Just under a half of ThinkBaby voters say their midwife experience was fantastic, but over a third say 'could do better'.

Posted: 12 July 2006
by Laura Lee Davies

Thanks to everyone who voted in our most recent ThinkBaby poll.

We asked for your opinion of the experiences of midwives you have had of your current or most recent pregnancy.

The options were:
Could do better
They are doing a tough job
They taught me lots
They dented my confidence

The poll was prompted by some comments on our forums from women who felt their midwives had made unwelcome comments about their weight, or that their midwives did not give them enough support when they had concerns and questions about things like the number of ante-natal scans a mother-to-be should have.
A midwife is usually the main source of care, monitoring and advice throughout your pregnancy and will be present at the birth. Not all regions are served with a midwife who is attached to a particular pregnancy and often it is a midwife team who are attached to an area, hospital or surgery.
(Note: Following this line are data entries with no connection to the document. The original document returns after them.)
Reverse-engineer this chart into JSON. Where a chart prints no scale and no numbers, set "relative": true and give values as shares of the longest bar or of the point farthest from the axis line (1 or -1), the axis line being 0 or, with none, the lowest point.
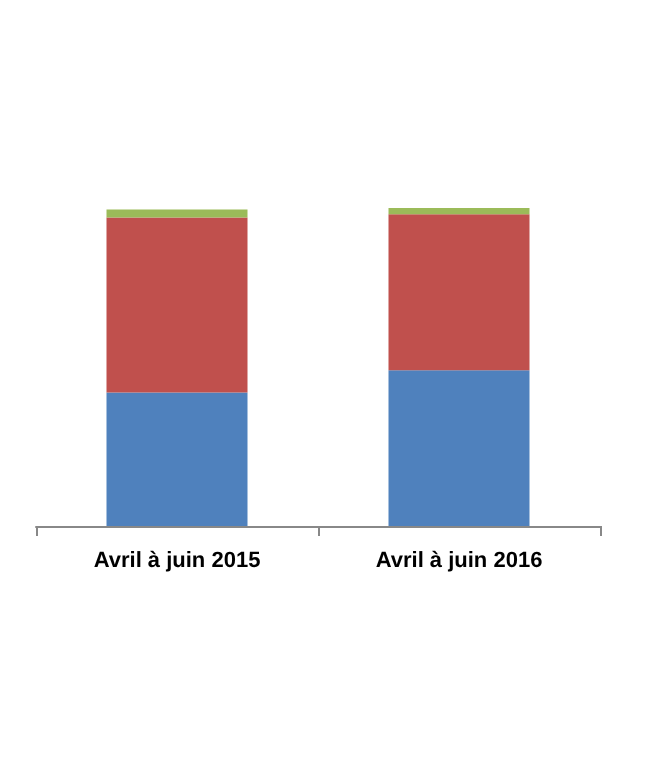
{
  "chart_data": {
    "type": "bar",
    "stacked": true,
    "relative": true,
    "categories": [
      "Avril à juin 2015",
      "Avril à juin 2016"
    ],
    "series": [
      {
        "color": "#4f81bd",
        "values": [
          0.42,
          0.49
        ]
      },
      {
        "color": "#c0504d",
        "values": [
          0.55,
          0.49
        ]
      },
      {
        "color": "#9bbb59",
        "values": [
          0.025,
          0.02
        ]
      }
    ]
  }
}
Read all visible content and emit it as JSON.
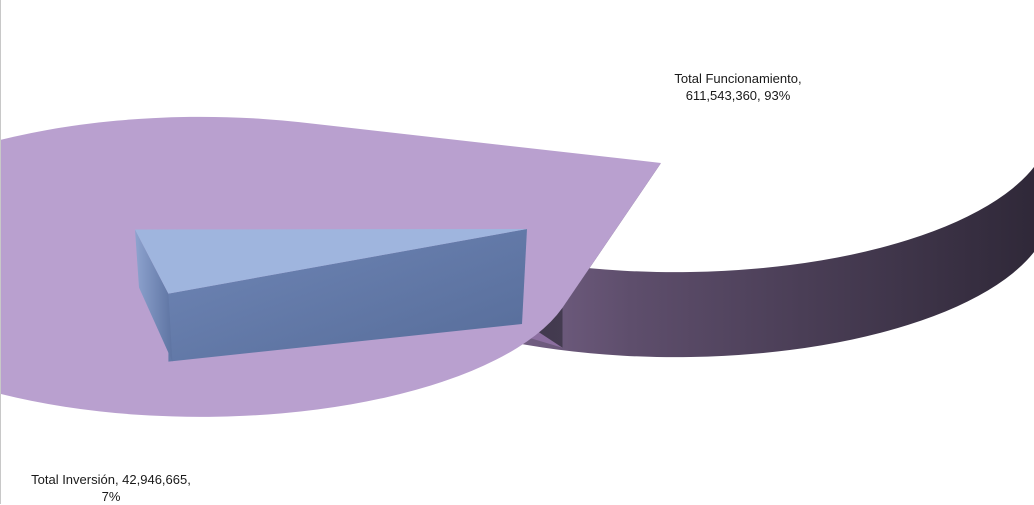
{
  "chart_data": {
    "type": "pie",
    "categories": [
      "Total Funcionamiento",
      "Total Inversión"
    ],
    "values": [
      611543360,
      42946665
    ],
    "percentages": [
      93,
      7
    ],
    "colors": [
      "#b9a0cf",
      "#9fb5de"
    ],
    "labels": [
      {
        "line1": "Total Funcionamiento,",
        "line2": "611,543,360, 93%"
      },
      {
        "line1": "Total Inversión, 42,946,665,",
        "line2": "7%"
      }
    ],
    "style": "3d-exploded"
  }
}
In recent months, the RCM (Royal College of Midwives, a union and professional body who represent over 90 per cent of all midwives practising in the UK), have controversially called for women to be charged a fee for 'unneccessary epidurals'.
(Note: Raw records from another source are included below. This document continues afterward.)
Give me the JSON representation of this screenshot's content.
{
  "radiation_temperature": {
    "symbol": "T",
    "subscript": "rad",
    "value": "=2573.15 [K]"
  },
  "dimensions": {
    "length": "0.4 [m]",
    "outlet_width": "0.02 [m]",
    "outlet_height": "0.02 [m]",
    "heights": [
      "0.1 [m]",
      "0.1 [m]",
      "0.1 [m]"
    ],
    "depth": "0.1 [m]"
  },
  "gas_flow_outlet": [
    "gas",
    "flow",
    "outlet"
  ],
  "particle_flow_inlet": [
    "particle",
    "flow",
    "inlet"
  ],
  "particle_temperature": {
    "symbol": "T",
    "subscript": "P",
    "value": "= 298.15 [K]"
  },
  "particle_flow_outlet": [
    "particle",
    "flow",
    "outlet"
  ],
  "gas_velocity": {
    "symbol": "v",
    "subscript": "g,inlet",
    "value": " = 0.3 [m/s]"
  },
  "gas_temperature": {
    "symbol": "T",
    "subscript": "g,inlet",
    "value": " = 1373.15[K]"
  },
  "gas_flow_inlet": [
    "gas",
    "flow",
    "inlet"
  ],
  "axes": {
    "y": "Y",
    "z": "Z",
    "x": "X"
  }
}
An impressive 43 per cent of those who voted said their experience of midwife care was 'fantastic'. However, a somewhat damning 36 per cent of women felt midwives 'could do better'.
Sometimes the demands of overseeing many pregnancies lead to a lack of communication between surgery referrals, hospitals and midwife teams. The comedian Jackie Clune, in her new book 'Extreme Motherhood', talks about how her hospital in east London simply had not seen her for a 'booking in' until she made a stand when was 20 weeks gone with triplets!

Other options on our polls came in with much lower shares of the vote. Nine per cent felt midwives were 'doing a tough job' but another nine per cent feel their experience of midwives 'dented their confidence'.
Only three per cent felt they had learned lots from their midwives. This is despite the immediate aftercare in the first week to ten days after the birth being carried out by a midwife team.